Like rocks, like water

24 May 2024
24 May 2024
SoHo, New York
4 mins

For a long time, global supply of energy was limited by the total number of humans in the world. We could only put more energy to work by creating more humans, or by each human working more.

And then we mechanized it. As energy supply grew exponentially, we came up with lots of new things we could do now that we could spend a thousand or a million times more energy on something valuable. Things that didn’t make sense to even try before when every joule of energy came from human labor, like invent trains and electric lights and build cities and industrialize farming. Before mechanized energy supply, we could have asked, “What would we ever do with a billion times more energy besides make a billion of the things we already make?” But it turns out there are a lot of things we could do with a billion times more energy. Much of the energy consumed today goes to power human activities that did not exist in current form before the mechanization of energy supply, like trade, transit, and computing.

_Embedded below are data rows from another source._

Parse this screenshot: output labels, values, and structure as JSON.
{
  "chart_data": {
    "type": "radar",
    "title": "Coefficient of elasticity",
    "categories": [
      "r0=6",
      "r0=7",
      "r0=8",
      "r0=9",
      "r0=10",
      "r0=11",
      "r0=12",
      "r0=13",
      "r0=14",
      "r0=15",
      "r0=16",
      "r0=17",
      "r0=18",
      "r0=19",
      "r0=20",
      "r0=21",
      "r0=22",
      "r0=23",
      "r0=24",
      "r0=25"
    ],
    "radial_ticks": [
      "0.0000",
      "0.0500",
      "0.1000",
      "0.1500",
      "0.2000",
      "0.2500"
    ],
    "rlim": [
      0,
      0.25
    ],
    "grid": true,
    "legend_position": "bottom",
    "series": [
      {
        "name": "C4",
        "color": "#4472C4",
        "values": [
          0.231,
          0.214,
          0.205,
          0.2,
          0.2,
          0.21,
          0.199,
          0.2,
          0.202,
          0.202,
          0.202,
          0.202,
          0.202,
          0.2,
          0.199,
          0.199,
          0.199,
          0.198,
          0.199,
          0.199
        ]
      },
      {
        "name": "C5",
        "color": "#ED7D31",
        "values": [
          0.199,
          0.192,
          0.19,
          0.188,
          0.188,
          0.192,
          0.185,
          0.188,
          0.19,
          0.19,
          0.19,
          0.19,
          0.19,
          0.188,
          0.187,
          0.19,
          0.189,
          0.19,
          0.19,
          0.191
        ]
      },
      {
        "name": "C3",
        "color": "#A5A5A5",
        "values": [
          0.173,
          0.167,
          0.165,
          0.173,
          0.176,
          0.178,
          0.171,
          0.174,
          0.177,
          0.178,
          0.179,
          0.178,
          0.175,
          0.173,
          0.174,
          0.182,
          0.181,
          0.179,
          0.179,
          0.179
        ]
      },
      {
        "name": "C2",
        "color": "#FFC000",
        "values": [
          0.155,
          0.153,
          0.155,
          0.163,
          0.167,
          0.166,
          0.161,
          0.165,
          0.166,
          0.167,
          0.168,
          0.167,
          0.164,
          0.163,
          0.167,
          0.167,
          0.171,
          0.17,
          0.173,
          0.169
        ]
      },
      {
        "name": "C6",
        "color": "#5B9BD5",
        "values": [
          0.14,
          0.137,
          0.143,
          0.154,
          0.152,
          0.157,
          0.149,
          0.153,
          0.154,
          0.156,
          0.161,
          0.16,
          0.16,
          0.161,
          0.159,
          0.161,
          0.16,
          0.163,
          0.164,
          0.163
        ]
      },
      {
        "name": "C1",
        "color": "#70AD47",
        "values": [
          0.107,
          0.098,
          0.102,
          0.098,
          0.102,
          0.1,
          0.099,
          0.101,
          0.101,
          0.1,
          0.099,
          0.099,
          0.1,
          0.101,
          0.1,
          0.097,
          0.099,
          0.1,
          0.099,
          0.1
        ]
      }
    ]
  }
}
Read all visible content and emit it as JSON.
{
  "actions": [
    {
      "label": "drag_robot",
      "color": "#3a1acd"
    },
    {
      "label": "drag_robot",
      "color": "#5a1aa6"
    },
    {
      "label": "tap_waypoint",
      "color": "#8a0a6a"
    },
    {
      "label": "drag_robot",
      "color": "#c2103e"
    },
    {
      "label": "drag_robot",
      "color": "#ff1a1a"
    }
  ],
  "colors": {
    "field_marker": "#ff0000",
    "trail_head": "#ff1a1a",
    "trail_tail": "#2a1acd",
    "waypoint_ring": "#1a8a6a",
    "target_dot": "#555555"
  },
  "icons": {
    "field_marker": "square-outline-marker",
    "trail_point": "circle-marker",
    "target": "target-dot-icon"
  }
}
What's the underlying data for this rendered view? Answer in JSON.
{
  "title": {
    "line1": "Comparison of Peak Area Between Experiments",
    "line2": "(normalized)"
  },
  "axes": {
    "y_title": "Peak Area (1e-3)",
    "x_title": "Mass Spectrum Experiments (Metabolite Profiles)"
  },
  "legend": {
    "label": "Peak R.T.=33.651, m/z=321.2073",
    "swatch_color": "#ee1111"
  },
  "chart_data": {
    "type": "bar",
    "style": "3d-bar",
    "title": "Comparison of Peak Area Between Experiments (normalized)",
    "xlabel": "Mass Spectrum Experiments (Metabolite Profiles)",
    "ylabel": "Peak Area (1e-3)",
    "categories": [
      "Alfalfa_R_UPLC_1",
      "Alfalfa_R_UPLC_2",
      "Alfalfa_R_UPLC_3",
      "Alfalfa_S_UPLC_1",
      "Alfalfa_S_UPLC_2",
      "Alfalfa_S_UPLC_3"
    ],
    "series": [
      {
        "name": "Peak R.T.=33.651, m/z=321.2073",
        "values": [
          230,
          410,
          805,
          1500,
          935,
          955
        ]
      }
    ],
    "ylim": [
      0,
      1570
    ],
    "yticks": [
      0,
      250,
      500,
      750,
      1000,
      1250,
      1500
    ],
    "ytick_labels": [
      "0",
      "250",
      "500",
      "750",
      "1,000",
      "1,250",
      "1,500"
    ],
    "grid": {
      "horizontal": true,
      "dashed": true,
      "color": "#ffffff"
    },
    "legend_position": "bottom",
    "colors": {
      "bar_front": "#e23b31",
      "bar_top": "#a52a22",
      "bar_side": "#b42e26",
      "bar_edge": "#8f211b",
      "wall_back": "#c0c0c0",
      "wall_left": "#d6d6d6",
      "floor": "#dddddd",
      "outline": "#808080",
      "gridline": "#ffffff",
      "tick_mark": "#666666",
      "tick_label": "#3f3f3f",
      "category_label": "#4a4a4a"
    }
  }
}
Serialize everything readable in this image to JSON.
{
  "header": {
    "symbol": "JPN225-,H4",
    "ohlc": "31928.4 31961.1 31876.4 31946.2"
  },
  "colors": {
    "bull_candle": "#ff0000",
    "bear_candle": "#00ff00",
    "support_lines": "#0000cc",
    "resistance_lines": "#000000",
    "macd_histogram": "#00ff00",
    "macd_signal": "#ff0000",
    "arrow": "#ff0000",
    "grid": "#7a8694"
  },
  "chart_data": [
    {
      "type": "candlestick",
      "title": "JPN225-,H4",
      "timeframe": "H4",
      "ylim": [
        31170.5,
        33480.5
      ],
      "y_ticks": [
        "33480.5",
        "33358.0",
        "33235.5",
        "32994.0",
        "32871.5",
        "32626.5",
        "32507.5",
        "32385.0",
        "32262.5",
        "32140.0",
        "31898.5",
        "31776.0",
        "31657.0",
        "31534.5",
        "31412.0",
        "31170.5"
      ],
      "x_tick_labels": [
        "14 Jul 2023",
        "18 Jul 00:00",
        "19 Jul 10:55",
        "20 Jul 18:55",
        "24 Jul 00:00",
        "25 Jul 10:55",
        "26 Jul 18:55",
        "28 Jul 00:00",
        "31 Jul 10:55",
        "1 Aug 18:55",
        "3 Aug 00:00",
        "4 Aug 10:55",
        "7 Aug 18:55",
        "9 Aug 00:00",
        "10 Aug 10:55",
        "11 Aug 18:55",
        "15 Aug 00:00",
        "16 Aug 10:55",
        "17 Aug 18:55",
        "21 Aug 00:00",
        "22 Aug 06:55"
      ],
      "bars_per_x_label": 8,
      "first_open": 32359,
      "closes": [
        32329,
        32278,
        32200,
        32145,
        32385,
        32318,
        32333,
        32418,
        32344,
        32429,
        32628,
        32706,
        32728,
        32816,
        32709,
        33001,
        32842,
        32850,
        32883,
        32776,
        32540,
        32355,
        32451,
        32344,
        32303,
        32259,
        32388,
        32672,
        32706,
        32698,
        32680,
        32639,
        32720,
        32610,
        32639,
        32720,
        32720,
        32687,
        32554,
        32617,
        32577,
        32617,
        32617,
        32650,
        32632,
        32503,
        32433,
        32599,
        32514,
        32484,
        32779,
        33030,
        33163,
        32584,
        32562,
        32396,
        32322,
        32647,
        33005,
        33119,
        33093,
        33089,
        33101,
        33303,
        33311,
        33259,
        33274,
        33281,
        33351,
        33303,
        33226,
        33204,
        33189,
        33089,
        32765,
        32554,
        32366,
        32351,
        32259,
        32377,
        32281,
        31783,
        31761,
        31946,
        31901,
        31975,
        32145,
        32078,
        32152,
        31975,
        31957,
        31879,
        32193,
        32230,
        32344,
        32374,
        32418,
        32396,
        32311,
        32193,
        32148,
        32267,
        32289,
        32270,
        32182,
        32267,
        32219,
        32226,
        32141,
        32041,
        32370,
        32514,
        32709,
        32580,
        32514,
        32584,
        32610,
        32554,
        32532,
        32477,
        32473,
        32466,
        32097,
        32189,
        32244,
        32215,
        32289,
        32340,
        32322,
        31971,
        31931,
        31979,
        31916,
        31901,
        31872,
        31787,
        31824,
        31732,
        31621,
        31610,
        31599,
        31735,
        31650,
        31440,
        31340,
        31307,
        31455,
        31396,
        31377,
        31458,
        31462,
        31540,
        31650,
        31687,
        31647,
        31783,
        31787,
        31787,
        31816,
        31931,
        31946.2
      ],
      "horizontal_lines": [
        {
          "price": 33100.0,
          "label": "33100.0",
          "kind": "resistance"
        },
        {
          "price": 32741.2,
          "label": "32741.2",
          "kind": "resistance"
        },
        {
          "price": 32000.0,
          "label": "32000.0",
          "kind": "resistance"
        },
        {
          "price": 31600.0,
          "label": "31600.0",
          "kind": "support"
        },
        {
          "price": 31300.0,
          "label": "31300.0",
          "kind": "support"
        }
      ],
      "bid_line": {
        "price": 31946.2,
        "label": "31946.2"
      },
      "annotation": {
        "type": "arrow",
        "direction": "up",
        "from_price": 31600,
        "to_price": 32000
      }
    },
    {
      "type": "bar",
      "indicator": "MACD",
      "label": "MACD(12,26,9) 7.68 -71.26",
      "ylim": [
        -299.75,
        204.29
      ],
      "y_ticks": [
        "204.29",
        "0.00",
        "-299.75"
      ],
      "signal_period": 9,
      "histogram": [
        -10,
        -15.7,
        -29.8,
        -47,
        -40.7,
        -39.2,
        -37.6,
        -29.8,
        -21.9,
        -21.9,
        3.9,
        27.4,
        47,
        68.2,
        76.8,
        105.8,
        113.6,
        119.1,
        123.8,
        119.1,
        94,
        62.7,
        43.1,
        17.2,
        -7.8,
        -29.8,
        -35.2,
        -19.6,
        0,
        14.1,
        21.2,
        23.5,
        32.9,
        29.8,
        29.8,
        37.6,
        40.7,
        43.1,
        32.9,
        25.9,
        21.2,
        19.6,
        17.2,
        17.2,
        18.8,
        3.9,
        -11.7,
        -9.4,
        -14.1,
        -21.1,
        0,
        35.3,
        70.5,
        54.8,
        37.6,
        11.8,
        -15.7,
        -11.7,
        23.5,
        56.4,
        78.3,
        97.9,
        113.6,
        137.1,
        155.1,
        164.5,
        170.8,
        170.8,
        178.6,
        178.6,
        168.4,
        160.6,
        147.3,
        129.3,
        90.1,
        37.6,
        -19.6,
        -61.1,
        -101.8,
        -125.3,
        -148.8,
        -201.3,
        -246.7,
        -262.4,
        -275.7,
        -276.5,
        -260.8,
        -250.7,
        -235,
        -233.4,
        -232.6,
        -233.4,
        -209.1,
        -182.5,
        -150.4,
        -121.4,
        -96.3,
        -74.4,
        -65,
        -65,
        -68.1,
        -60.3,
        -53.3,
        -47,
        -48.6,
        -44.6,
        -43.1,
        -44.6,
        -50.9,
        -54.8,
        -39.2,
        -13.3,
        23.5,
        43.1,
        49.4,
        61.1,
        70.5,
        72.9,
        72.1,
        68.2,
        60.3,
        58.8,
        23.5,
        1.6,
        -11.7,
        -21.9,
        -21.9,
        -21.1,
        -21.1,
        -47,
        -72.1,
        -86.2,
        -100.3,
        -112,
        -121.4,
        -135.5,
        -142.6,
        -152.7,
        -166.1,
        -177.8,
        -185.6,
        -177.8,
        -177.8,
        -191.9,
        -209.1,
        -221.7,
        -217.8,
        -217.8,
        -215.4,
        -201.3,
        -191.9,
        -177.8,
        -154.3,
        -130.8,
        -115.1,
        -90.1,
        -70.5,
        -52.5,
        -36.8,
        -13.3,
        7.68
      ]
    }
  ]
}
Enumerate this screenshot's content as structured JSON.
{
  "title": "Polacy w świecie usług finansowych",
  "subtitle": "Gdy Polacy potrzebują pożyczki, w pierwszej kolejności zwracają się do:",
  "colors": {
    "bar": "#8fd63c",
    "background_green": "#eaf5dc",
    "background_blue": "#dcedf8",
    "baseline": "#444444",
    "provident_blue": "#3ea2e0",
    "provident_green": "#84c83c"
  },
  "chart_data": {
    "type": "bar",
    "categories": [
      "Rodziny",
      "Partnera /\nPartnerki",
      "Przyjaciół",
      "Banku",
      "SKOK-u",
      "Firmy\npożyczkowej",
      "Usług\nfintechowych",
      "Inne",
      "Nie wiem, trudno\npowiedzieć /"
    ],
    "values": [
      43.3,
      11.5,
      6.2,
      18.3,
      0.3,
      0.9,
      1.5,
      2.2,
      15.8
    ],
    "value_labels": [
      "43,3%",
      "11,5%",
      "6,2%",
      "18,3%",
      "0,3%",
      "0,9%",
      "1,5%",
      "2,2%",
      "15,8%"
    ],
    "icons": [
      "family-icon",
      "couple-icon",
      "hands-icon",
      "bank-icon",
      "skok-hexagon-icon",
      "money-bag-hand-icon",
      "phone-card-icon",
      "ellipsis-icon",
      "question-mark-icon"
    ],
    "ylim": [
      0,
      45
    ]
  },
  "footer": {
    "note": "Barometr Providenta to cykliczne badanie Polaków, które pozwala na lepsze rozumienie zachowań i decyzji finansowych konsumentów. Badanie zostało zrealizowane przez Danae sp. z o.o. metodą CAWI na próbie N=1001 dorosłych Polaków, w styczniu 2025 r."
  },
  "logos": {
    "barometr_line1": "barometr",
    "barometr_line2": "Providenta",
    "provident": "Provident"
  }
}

If we are approaching the slow but certain mechanization of intellectual labor, it’s natural to ask, “What would we ever do with a billion times the intelligence?”

I think the vast majority of intelligence supply in the future will be consumed by use cases we can’t foresee yet. It won’t be doing a billion times the same intellectual work we do today, or doing it a billion times faster, but something structurally different.

Rocks and water

Manual supply, whether of energy or intelligence, is like having a bunch of rocks. You find small rocks, big rocks, sharp rocks, and round rocks, each for their own purpose. You can amass a huge rock collection to do different things, but each rock is kind of its own thing. You can’t just say “I have n kg of rocks. That enables XYZ.” You can’t combine small rocks to make a big rock, or turn a big sharp rock into a giant wheel of the same size. There are things you can do with huge rocks that you will never be able to do with a million pebbles.

Scaled, mechanized supply is like water.

Right now, people totally misunderstand what AI is. They see it as a tiger. A tiger is dangerous. It might eat me. It’s an adversary. And there’s danger in water, too — you can drown in it — but the danger of a flowing river of water is very different to the danger of a tiger. Water is dangerous, yes, but you can also swim in it, you can make boats, you can dam it and make electricity. Water is dangerous, but it’s also a driver of civilization, and we are better off as humans who know how to live with and work with water. It’s an opportunity. It has no will, it has no spite, and yes, you can drown in it, but that doesn’t mean we should ban water. And when you discover a new source of water, it’s a really good thing.

I think we, collectively as a species, have discovered a new source of water, and what Midjourney is trying to figure out is, okay, how do we use this for people? How do we teach people to swim? How do we make boats? How do we dam it up? How do we go from people who are scared of drowning to kids in the future who are surfing the wave? We’re making surfboards rather than making water. And I think there’s something profound about that.

David Holz, Midjourney

Water is water. Once you figure out how to rein in water to do useful work, you simply construct a way to channel the flow of water, and then go out to any river or ocean and find some water. All water is the same, and having twice the water gives you twice as much of whatever you want to use the water for. A billion times the water, a billion times the output. Water can flow constantly, continuously, forever, as long as the river flows and the tides come and go. Every drop of water costs the same, and every drop of water is like every other drop of water. There is only less, or more, and how you put it to work.

Water, given enough time, can chip and dissolve any rock into powder. But rocks held together can guide where water flows, and by doing so, carve rivers and canyons and even move coastlines.